Wiscasset High School is using Google Apps for Education as a tool to prepare its students for a network-based world, according to Thomas Steele-Maley, a teacher and the technology coordinator for the school.
Google Apps is a suite of cloud-based computer applications that allow users to work alone or collaboratively in an online environment. Some – but certainly not all – of the apps it offers are a word processor, spreadsheet application, a presentation application similar to Microsoft’s PowerPoint, Gmail (Google’s email service), a calendar, Blogger, and hosting/creation of websites.
Sarah Sutter, Steele-Maley’s predecessor, was the one that first brought Google Apps to WHS in 2008 and started the district-wide conversation after Wiscasset joined RSU 12, Steele-Maley said.
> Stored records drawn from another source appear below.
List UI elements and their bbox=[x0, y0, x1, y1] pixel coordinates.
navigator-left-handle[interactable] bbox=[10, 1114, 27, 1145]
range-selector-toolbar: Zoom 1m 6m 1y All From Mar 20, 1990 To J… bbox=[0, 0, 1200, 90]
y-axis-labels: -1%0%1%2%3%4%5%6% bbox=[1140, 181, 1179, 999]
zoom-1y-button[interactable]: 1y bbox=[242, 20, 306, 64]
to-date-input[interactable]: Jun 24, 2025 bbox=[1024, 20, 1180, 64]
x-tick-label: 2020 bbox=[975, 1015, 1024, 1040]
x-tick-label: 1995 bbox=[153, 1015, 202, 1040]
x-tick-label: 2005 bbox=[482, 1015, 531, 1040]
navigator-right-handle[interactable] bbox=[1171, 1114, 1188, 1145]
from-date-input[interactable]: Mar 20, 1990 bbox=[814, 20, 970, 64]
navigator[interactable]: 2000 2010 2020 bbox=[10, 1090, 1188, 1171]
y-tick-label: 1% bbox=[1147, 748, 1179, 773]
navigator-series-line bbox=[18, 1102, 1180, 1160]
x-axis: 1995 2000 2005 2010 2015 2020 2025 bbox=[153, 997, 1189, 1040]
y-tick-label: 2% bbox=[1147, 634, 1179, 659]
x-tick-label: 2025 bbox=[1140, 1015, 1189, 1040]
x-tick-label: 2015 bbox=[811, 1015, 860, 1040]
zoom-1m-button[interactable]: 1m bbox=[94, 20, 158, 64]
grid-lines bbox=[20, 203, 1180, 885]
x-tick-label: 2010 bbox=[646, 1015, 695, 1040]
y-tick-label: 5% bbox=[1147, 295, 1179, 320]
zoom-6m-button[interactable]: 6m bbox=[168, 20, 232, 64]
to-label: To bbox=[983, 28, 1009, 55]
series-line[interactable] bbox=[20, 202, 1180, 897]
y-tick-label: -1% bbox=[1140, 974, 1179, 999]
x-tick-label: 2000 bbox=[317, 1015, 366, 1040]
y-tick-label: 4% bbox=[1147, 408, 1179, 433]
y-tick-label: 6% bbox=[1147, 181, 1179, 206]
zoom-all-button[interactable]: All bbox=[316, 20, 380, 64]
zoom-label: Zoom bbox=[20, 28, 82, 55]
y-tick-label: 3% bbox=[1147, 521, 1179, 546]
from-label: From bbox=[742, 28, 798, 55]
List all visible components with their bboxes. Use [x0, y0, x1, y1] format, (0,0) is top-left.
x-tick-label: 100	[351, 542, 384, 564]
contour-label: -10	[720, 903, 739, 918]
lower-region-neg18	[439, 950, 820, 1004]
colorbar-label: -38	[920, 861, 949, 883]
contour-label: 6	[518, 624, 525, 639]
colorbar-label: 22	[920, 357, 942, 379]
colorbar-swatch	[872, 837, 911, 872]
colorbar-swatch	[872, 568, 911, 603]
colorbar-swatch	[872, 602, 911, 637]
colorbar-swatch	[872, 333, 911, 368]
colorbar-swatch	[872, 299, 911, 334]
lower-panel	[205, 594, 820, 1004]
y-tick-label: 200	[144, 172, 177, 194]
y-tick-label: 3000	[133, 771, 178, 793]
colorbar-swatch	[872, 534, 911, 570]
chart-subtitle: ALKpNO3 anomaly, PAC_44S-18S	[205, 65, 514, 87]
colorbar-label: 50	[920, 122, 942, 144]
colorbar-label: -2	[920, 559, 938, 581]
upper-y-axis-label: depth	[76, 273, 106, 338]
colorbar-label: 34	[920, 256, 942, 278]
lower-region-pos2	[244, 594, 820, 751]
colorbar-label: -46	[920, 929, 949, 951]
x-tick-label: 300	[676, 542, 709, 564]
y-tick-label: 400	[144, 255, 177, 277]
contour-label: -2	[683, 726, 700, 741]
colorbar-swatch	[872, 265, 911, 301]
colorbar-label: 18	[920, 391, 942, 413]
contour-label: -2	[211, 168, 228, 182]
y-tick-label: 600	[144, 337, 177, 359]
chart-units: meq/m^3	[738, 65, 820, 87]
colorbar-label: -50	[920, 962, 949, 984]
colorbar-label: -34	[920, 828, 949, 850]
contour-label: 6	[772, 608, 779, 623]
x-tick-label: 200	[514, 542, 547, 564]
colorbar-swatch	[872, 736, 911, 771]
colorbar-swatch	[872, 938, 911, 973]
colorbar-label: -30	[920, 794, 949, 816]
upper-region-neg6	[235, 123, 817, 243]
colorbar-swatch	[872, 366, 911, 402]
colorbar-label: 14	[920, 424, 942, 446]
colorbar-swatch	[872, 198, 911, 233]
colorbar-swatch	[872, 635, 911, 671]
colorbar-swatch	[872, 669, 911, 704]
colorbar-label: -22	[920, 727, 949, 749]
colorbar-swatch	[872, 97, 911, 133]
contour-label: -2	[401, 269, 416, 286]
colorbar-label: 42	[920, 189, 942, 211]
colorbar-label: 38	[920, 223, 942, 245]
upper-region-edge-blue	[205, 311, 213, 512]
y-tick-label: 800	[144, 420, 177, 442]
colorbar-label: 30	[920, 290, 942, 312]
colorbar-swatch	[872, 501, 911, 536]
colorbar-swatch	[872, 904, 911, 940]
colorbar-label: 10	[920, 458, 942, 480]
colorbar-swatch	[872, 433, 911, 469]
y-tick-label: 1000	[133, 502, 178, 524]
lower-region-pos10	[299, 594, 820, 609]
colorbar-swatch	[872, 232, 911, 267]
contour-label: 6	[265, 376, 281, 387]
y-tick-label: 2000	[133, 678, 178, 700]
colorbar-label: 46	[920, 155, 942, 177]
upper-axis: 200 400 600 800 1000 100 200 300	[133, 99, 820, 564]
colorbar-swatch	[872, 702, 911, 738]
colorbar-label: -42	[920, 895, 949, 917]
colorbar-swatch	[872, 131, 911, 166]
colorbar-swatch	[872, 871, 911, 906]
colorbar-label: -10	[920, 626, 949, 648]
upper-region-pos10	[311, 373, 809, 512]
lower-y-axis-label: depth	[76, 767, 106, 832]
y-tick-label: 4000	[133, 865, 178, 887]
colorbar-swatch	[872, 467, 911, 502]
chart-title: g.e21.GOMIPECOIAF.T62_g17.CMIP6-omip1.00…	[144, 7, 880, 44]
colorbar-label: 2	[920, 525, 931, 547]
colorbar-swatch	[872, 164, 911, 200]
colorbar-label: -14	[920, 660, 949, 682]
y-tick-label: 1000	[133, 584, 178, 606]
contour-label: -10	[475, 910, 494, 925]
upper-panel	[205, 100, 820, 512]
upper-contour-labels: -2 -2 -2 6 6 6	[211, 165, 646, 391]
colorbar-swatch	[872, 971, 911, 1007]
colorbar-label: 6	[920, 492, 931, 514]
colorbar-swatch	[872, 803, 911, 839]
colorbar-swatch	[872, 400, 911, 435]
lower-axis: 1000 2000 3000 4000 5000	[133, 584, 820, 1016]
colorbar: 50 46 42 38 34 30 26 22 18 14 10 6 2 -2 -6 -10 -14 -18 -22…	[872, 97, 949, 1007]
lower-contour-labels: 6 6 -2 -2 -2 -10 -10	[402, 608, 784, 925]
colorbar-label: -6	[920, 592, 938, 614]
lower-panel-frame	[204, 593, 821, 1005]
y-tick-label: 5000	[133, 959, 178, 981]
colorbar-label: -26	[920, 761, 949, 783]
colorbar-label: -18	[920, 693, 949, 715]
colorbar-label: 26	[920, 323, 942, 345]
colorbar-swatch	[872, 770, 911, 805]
The “embrace” of the apps across the RSU has really happened in the last two years, he said.
Since WHS is a “one to one” school – one laptop per student – students have the ability to work collaboratively with other students in schools and from their homes using Google Apps, Steele-Maley said.
The co-editing of documents in Google Apps lets students and teachers work simultaneously on a document from different computers, or student groups can work together in the same way, Steele-Maley said.
A learning management system called Canvas that integrates with Google Apps allows teaches to lay out their courses in a forum where the students can access their assignments, relevant resources and information, and provides a record of what they turn in for the class, Steele-Maley said.
In some courses, students are required to read and access lecture information via Canvas on their own time, and class time is spent doing more hands-on and creative work, Steele-Maley said. “That is the trend at the school and is what many teachers are doing,” he said.
The electronic records that are kept of students work provides a tool to teachers to both hold them accountable and measure their progress over time, Steele-Maley said.
Rather than simply having a letter grade recorded in a grading book after a teacher returns a student’s work to them, the retained electronic copies lets the teacher show students and parents how progress is – or isn’t – being made, he said.
The electronic system “eliminates the idea of kids doing surface work” like scribbling an assignment down on paper just before class and handing it in, Steele-Maley said.
Students could still try to complete an assignment just before class, but having a word processor open and needing to craft something on the computer to turn in produces better results, Steele-Maley said. “Many more young people not only try but accomplish more in that environment,” he said.
Using Google Apps provides a way for students to acquire knowledge about working in a network-based environment after they leave school, Steele-Maley said. “There isn’t a 21st century company out there… that’s trying to manage with paper anymore,” he said.
Steele-Maley pointed to Google Apps for Business as the direct example of that knowledge, whose website touts five million businesses as users. “I know that businesses will appreciate us putting out young, capable, and in some way experienced people that they don’t have to retrain,” he said.
In preparation for college or the workforce, students at WHS start working “e-portfolios” as freshman. The students create their own Google website where they display benchmarks for their education, put multimedia of their school work and explain how the work meets the standards that they chose.
“When they leave Wiscasset High School and go to university or the work world, they can actually show their best work,” which can carry more weight than just a paper résumé, Steele-Maley said.
By coupling the e-portfolio of the student’s work and their statements of why it’s important with their school transcript, it will provide “a very full picture of that person and their learning,” he said.
Google Apps helps meet the WHS goal of education focused on the students, Steele-Maley said. “These tools are meant to benefit the learner on their future path.”
“For us there’s still a good bit to grow into,” but Google Apps for Education is “a good fit for the innovative atmosphere” at WHS, Steele-Maley said.